Random thoughts on Cheek by Jowl’s current production of Macbeth
Before the play started I sat in my front row seat looking at a bleak space (not a stage because I was sharing the same level space on which the actors would appear). There were no curtains and the only props were slatted wooden boxes of various heights that were placed at the sides of the playing space. Waiting for the players to take the places, I watched swirls of dark mist eddying down into the bleak lighting (‘the dunnest smoke of hell’?). Once the play commenced, the playing area wasn’t heavily illuminated and, as if to answer Macbeth’s incantatory appeal to ‘Night’s black agents’, the players were all dressed in black.
Darkness is associated with evil, but this production tends to be the evil of the mind. Without props Macbeth’s imaginary daggers (and all the other weaponry in the play) remain just that.
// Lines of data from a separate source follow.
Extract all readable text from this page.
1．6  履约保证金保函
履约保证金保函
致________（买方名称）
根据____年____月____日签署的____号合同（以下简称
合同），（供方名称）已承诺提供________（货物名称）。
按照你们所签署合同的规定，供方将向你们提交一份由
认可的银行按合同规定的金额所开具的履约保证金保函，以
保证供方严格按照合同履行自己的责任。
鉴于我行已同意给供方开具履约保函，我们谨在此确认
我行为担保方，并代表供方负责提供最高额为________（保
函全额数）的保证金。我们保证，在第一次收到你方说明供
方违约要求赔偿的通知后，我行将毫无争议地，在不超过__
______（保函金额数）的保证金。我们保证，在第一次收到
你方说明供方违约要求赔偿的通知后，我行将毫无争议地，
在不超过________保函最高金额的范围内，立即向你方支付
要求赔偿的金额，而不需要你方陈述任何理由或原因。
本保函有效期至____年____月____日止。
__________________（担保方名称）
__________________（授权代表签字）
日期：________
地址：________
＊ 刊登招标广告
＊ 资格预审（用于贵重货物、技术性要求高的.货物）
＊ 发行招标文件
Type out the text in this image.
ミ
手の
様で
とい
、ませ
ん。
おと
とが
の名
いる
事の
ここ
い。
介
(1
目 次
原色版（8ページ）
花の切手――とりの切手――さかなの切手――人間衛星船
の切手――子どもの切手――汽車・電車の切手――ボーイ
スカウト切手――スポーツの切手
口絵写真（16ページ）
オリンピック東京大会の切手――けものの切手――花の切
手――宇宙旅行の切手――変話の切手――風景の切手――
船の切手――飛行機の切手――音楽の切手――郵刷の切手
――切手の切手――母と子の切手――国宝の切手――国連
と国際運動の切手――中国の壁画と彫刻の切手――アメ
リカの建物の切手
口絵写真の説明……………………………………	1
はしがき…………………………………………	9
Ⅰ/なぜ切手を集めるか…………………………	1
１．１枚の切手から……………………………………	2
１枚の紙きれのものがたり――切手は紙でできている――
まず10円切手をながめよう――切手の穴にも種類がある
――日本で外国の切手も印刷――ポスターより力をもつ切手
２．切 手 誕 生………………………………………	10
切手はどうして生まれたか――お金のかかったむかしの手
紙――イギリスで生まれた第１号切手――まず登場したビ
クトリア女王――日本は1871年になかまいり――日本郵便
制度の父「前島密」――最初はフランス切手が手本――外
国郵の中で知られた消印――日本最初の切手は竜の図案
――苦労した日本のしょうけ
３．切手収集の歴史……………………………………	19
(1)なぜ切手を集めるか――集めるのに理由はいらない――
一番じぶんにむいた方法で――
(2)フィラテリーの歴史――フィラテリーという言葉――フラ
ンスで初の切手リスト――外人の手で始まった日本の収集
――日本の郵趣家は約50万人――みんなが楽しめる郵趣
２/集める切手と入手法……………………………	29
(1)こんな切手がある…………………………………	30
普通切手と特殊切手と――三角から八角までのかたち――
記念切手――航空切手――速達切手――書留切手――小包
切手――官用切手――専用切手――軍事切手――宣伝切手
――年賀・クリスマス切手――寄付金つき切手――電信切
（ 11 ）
The witches never appear, but their words are voiced by the two females of the company, Act 1 Scene 3 is cut from this production and Act 4 Scene 1 (the cauldron scene) is abridged and begins where Macbeth approaches the ‘secret, black, and midnight hags!’ for intelligence of the future. There is no cauldron from which to conjure the apparitions, but it has already been hinted at when the cast form a ring to dance a celebratory highland reel at the Macbeth’s castle, and when the stools are placed in a circle for the banquet at which Macbeth sees the ghost of Banquo
The imagery extends into mimetic and balletic demonstrations of the onstage murders. Although Duncan is murdered off stage (as is customary) Banquo mimes his own death, as do Lady Macduff (who appears to be raped first) and her son. The culmination is when Macduff ‘murders’ Macbeth. These actions are all carried out realistically, especially when the men appear to draw swords from behind their backs and their victims fall to the floor as they grasp at life. There is no human contact during these simulated killings.
In a production that, strangely, sees a blind Duncan wearing dark glasses, we are reminded that ‘There’s no art / To find the mind’s construction in the face’ – but then again this is one of the excised lines of the play.
To my mind it was a highly stylised production, far removed from the recent Rupert Goold production, starring Patrick Stewart as the murderous, ambitious thane. The earlier visualisation was probably more horrific in its presentations of murder, but this is a more psychological interpretation, one in which the dead return to the stage, and in which the Macbeths still remain close and tactile, even after he has taken the initiative that she has encouraged.